Poor blood pressure management driving heart failure admissions

Heart failure

By Sunalie Silva

2 Dec 2016

Decades of inadequately treated blood pressure are contributing to rising heart failure hospitalisation rates among the elderly, an expert says.

Speaking to the limbic Professor Andrew Boyle, from the University of Newcastle’s School of Medicine and Public Health, who has investigated heart failure hospital admission rates over the last 10 years in the Hunter New England area, said that while there was a reduction in admissions from 2005 to 2010 that decline appears to have levelled off with rates increasing from 2010 to 2014.

And people aged 75 years and older are contributing to the majority of hospitalisations, he says.

“We have made no gains in heart failure mortality and very little gains in hospital admission rates in recent years in one of the most expensive and labour intensive diagnosis related groups there is,” he told the limbic in an interview.

Professor Boyle says that as more people survive their heart attack more go on to live with heart failure.

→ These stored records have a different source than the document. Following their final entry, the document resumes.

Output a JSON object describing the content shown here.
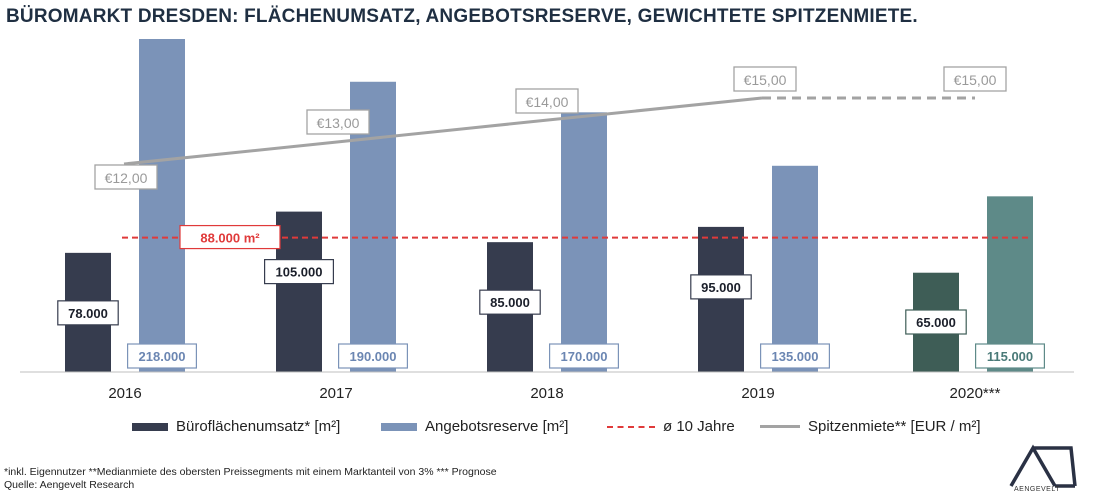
{
  "title": "BÜROMARKT DRESDEN: FLÄCHENUMSATZ, ANGEBOTSRESERVE, GEWICHTETE SPITZENMIETE.",
  "chart_data": {
    "type": "bar",
    "categories": [
      "2016",
      "2017",
      "2018",
      "2019",
      "2020***"
    ],
    "series": [
      {
        "name": "Büroflächenumsatz* [m²]",
        "values": [
          78000,
          105000,
          85000,
          95000,
          65000
        ],
        "labels": [
          "78.000",
          "105.000",
          "85.000",
          "95.000",
          "65.000"
        ]
      },
      {
        "name": "Angebotsreserve [m²]",
        "values": [
          218000,
          190000,
          170000,
          135000,
          115000
        ],
        "labels": [
          "218.000",
          "190.000",
          "170.000",
          "135.000",
          "115.000"
        ]
      }
    ],
    "reference_line": {
      "name": "ø 10 Jahre",
      "value": 88000,
      "label": "88.000 m²"
    },
    "line_series": {
      "name": "Spitzenmiete** [EUR / m²]",
      "values": [
        12,
        13,
        14,
        15,
        15
      ],
      "labels": [
        "€12,00",
        "€13,00",
        "€14,00",
        "€15,00",
        "€15,00"
      ],
      "forecast_from_index": 3
    },
    "colors": {
      "umsatz": "#363c4e",
      "angebot": "#7b93b8",
      "umsatz_prognose": "#3e5d56",
      "angebot_prognose": "#5e8a88",
      "avg_line": "#e03a3a",
      "rent_line": "#a3a3a3"
    }
  },
  "legend": {
    "umsatz": "Büroflächenumsatz* [m²]",
    "angebot": "Angebotsreserve [m²]",
    "avg": "ø 10 Jahre",
    "rent": "Spitzenmiete** [EUR / m²]"
  },
  "footnote": "*inkl. Eigennutzer **Medianmiete des obersten Preissegments mit einem Marktanteil von 3% *** Prognose",
  "source": "Quelle: Aengevelt Research",
  "logo_text": "AENGEVELT"
}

He also argues that there are gains to be made with more aggressive risk factor treatment in earlier life.

“As well as the burden of age, I think what we’re seeing here is decades of under treated hypertension contributing to this trend in heart failure hospitalisations – not enough people are on treatment and for those who are on treatment, we’re not getting them to those [lower] targets,” he said referring to the SPRINT trial, which showed that the lower blood pressure target of 120 mmHg resulted in fewer heart failure admissions over three years.

“If you translate a lifetime, or certainly decades, of exposure to inadequately treated blood pressure – and that’s the difference between 140 mmHg vs 120 mmHg as a target – that minor difference translates to a reduced number of heart failure admissions.”

According to the study conducted by Professor Boyle and colleagues, there were 21,909 hospitalisations for heart failure in the Hunter New England area between 2005 and 2014.

While overall heart failure hospitalisation declined by 1% per year (95% CI, 0.6–1.3,P<0.001) during the entire study period, there was a clear point where the downward trend changed.

From 2005-2010, HF hospitalisation declined by 2.3% per year (95%CI, 1.4–3.3%, P<0.001), while after 2010 there was an increase by 1.2% per year (95%CI,0.2–2%, 71 P=0.014).

Meanwhile, patients aged 75 years or more were responsible for 63% of cases.